Australia's job market recorded better-than-expected job gains in November, with the number of employed persons (on a seasonally adjusted basis) increasing by 39,100 after increasing by 15,200 in October (revised from 9,800), well above the consensus forecast for an increase of 20,000. The unemployment rate increased to 5.7 percent in November from 5.6 percent in October, a three year low, while the labour force participation rate rose from 64.4 to 64.6
For the second consecutive month, full-time jobs drove the increase in headline employment. The number of persons employed full-time rose by 39,300 in November after increasing by 45,700 in October. This follows sharp falls in full-time employment seen in September and July. Part-time employment, meanwhile, was virtually unchanged in November, falling by just 200 persons, after a drop of 31,700 in October and big increases in September and August. These latest moves have partly reversed the recent shift from full-time to part-time employment, though the trend remains broadly intact. Since the start of the year, seasonally-adjust full-time employment has fallen by 45,800 persons, while part-time employment has risen by 126,500 persons.
The number of unemployed persons rose by around 17,000 in November, pushing the unemployment rate up to 5.7 percent. This was mainly driven by around 15,000 more people looking for full-time work, with the participation rate also increasing from a ten-year low of 64.4 percent to 64.6 percent. This may indicate greater confidence among job-seekers about employment prospects.
Although today's data shows that the unemployment rate remain relatively low and that the participation rate has picked up slightly, additional analysis published by officials shows that the rate of underemployment remains high. Since early 2015, the trend unemployment rate has fallen by 0.5 percentage points to 5.7 percent, but the trend underemployment rate has remained steady at a series record high of 8.5 percent.
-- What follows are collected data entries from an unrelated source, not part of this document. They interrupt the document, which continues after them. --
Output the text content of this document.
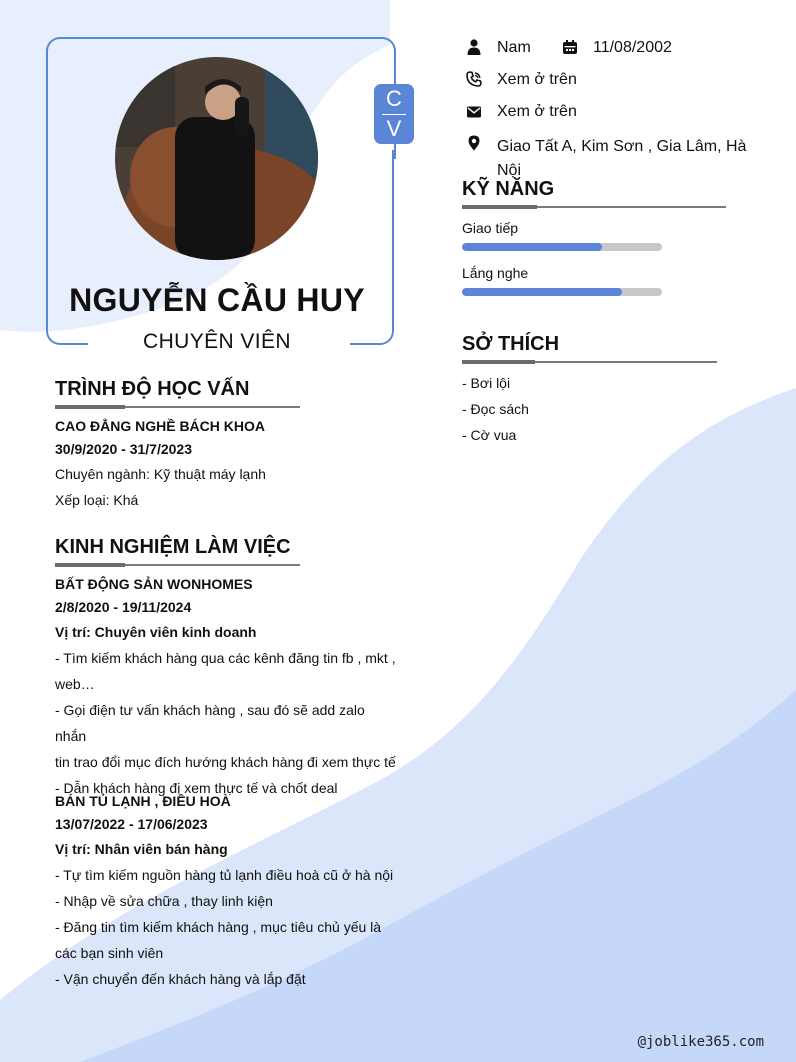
C
V
NGUYỄN CẦU HUY
CHUYÊN VIÊN
Nam	11/08/2002
Xem ở trên
Xem ở trên
Giao Tất A, Kim Sơn , Gia Lâm, Hà
Nội
KỸ NĂNG
Giao tiếp
Lắng nghe
SỞ THÍCH
- Bơi lội
- Đọc sách
- Cờ vua
TRÌNH ĐỘ HỌC VẤN
CAO ĐẲNG NGHỀ BÁCH KHOA
30/9/2020 - 31/7/2023
Chuyên ngành: Kỹ thuật máy lạnh
Xếp loại: Khá
KINH NGHIỆM LÀM VIỆC
BẤT ĐỘNG SẢN WONHOMES
2/8/2020 - 19/11/2024
Vị trí: Chuyên viên kinh doanh
- Tìm kiếm khách hàng qua các kênh đăng tin fb , mkt ,
web…
- Gọi điện tư vấn khách hàng , sau đó sẽ add zalo nhắn
tin trao đổi mục đích hướng khách hàng đi xem thực tế
- Dẫn khách hàng đi xem thực tế và chốt deal
BÁN TỦ LẠNH , ĐIỀU HOÀ
13/07/2022 - 17/06/2023
Vị trí: Nhân viên bán hàng
- Tự tìm kiếm nguồn hàng tủ lạnh điều hoà cũ ở hà nội
- Nhập về sửa chữa , thay linh kiện
- Đăng tin tìm kiếm khách hàng , mục tiêu chủ yếu là
các bạn sinh viên
- Vận chuyển đến khách hàng và lắp đặt
@joblike365.com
Officials at the Reserve Bank of Australia have highlighted the high rate of underemployment as a factor indicating that Australia's labour market is not as strong as suggested by the unemployment rate. They have also noted that a lack of data about how many extra hours underemployed workers are seeking means that it is difficult to estimate how much spare capacity there is in the job market. Growth in total hours worked over the last year, however, has been relatively subdued, suggesting that labour market conditions currently are not putting significant upward pressure on inflation.
The Labour Force Survey is a key economic indicator giving an overall picture of employment and unemployment. Employment counts the number of paid employees working part-time or full-time in the nation's business and government establishments. The unemployment rate measures the number of unemployed as a percentage of the labour force.
This report is used as an indicator of the health of the domestic economy. Employment trends highlight the strength in job creation and the implications for future sectoral activity. The unemployment rate is used as an indicator of tightness in labor markets and can foreshadow a future increase in wages. Labor force data provide investors with the earliest signs of industry performance. While other data are produced with a month or two delay, these data are available only a week to 10 days after the end of the latest month. Reactions can be dramatic - especially when the result is unanticipated.
The information in the report is invaluable for investors. By looking at employment trends in the various sectors, investors can take more strategic control of their portfolio. If employment in certain industries is growing, there could be investment opportunities in the firms within that industry.
The bond market will rally (fall) when the employment situation shows weakness (strength). The equity market often rallies with the bond market on weak data because low interest rates are good for stocks. But sometimes the two markets move in opposite directions. After all, a healthy labor market should be favorable for the stock market because it supports economic growth and corporate profits. At the same time, bond traders are more concerned about the potential for inflationary pressures.
The unemployment rate rises during cyclical downturns and falls during periods of rapid economic growth. A rising unemployment rate is associated with a weak or contracting economy and declining interest rates. Conversely, a decreasing unemployment rate is associated with an expanding economy and potentially rising interest rates. The fear is that wages will accelerate if the unemployment rate becomes too low and workers are hard to find.